Davide Moretti e il college basket: “Nulla è paragonabile al Torneo NCAA”

Fonte: Mirco Melloni - La Stampa
Davide Moretti e il college basket: “Nulla è paragonabile al Torneo NCAA”

“Quando la mia giornata di studio e allenamento finisce, con sette ore di fuso orario è troppo tardi per avere contatti con la famiglia a casa” dice Davide, play-guardia arrivato ai Red Raiders dopo essere stato protagonista in A2 con Treviso. “Ma l’avevo messo in conto, all’inizio è stato difficile, ma per l’uomo e il giocatore, questa esperienza non ha prezzo”.  

 

Cosa è rimasto dopo la sconfitta nella finale dell’East Regional contro Villanova?  

“Un po’ di amarezza, perché le Final Four erano ad un passo, ma anche tanto orgoglio: Texas Tech non si era mai spinta così avanti nel Torneo”.  

 

Come si torna alla vita di tutti i giorni dopo la centrifuga di emozioni della March Madness e del Torneo NCAA?  

“Fa un certo effetto, sono reduce da venti giorni lontani da tutto ciò che avevo vissuto in precedenza. Tre settimane emozionanti, eccitanti, intense, ricordo che nei tempi morti in campo, mi perdevo con lo sguardo sulle tribune, dove c’erano anche 20.000 persone. Questo scenario rappresenta il motivo per cui sono venuto negli States”.  

 

Esiste qualcosa che possa preparare un atleta così giovane ad emozioni del genere?  

“L’allenamento fa sì che non ti tremino le gambe: il lavoro quotidiano genera fiducia nei propri mezzi”.  

 

Lezioni e allenamenti, aule universitarie e parquet: com’è la vita nel college basket?  

“L’adattamento non è stato semplice, innanzitutto per i ritmi: qui si pranza anche prima di mezzogiorno e si cena alle 5 del pomeriggio. Nelle prime settimane avevo avuto qualche difficoltà nella comprensione delle lezioni in inglese, ma con la pratica ho risolto ogni problema. La mia è una giornata intensa: esco dal mio appartamento alle 7 e rientro dopo le 20, la palestra è diventata la mia seconda casa. Ho aggiunto sette chili e mezzo di massa muscolare, sono un altro giocatore in termini di reattività, esplosività, ma anche per l’abitudine ad allenarmi con atleti d’elite. E poi c’è la difesa, da qui è passato il mitico e durissimo Bobby Knight, si sente la sua eredità: se non difendi, non giochi”.  

 

Soppesando difficoltà e qualità dell’esperienza, consiglierebbe ad un altro giocatore italiano di imitarla e volare negli Stati Uniti?  

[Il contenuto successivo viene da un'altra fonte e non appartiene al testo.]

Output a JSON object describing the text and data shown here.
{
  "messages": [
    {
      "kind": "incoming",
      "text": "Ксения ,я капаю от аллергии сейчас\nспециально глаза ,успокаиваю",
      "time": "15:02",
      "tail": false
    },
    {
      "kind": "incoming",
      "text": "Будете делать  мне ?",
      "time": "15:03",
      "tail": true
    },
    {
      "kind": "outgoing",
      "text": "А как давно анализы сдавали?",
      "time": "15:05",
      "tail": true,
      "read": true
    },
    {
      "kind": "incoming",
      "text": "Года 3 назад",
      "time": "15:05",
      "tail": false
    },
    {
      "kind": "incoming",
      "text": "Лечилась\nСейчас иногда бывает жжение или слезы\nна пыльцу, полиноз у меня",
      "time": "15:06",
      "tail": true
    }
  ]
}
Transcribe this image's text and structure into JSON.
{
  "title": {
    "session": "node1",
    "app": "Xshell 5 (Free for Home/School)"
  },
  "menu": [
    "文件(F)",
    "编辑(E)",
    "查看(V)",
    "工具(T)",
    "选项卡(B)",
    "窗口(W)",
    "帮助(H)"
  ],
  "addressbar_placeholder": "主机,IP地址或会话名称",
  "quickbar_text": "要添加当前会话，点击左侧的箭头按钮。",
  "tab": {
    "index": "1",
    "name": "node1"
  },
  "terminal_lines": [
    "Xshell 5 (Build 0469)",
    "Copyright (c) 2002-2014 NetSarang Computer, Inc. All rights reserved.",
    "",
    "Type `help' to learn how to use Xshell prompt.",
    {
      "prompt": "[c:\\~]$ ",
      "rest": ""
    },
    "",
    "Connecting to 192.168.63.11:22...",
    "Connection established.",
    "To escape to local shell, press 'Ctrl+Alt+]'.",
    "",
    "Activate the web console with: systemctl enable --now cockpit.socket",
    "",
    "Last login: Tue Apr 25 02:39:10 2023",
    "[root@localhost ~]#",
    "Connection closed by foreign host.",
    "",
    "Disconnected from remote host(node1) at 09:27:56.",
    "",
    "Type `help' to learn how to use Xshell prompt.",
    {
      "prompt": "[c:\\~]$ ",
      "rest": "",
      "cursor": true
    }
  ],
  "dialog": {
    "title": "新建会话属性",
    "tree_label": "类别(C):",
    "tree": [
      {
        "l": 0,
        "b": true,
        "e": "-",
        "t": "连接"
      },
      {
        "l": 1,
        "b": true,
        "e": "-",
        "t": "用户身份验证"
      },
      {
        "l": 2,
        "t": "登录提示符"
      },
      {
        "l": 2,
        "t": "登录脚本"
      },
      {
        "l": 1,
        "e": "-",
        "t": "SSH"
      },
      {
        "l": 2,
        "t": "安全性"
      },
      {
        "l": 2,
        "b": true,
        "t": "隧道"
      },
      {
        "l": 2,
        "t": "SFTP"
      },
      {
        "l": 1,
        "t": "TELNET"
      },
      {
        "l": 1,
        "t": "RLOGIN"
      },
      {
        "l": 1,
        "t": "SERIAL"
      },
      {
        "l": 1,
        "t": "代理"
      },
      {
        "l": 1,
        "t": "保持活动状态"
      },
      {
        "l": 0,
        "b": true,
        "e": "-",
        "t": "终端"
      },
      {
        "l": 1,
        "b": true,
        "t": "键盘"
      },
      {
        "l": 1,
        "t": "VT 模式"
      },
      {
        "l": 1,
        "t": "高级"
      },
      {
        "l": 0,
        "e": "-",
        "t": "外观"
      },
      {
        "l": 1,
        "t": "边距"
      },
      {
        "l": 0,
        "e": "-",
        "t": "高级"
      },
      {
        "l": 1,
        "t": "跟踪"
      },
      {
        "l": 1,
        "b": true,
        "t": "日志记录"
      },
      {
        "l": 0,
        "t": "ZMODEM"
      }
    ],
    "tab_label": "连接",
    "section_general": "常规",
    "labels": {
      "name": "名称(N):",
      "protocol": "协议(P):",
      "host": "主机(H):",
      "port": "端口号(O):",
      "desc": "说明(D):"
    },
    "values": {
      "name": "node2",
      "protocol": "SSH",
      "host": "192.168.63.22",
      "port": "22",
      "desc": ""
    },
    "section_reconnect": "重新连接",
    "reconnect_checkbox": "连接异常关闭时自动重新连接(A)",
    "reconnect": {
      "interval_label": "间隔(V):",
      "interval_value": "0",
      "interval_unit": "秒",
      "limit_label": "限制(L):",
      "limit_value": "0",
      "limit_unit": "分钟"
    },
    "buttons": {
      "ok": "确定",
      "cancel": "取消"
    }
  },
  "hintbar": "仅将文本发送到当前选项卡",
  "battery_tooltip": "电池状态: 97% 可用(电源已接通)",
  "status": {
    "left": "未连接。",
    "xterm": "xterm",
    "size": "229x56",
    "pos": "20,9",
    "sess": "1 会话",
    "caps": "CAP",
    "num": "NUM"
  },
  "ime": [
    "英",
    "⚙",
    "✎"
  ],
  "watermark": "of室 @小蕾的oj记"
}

“In presenza di una borsa di studio, non ho alcun dubbio: sì. Se mio fratello Niccolò, che ha 14 anni e gioca a Bologna-San Lazzaro, avrà la mia stessa opportunità, lo spingerò a prendere il primo volo, anche perché potrebbe diventare più bravo di me. Convincerlo non sarà un grande sforzo, ha visto le strutture qui ed è rimasto affascinato”.  

 

Moretti lascerà il college dopo due anni, come fece Amedeo Della Valle a Ohio State, per diventare professionista?  

“Vedremo anno dopo anno, di sicuro resterò qui almeno un’altra stagione, ma non escludo di completare i quattro anni, laureandomi in scienze umane”.  

 

Se potesse scegliere se vivere tra Italia e Stati Uniti, cosa preferirebbe?  

“Qui sto bene, si respira una passione per lo sport ineguagliabile, ma l’Italia è un’altra cosa”.  

 

La vedremo in azzurro in estate?  

“Mi auguro di poter disputare gli Europei Under 20, sarà l’ultima occasione per la mia annata, sono curioso di misurarmi con il basket europeo dopo quest’anno negli States”.  

 

Nel 2019 Moretti punterà a diventare il primo giocatore italiano al 100% a disputare le Final Four: ma chi vince l’atto finale 2018, sabato e lunedì a San Antonio?  

“Credo Villanova, e non lo dico perché ci ha eliminato. Noi siamo già concentrati sull’anno prossimo: abbiamo già fatto la storia di Texas Tech, ma non ci basta”.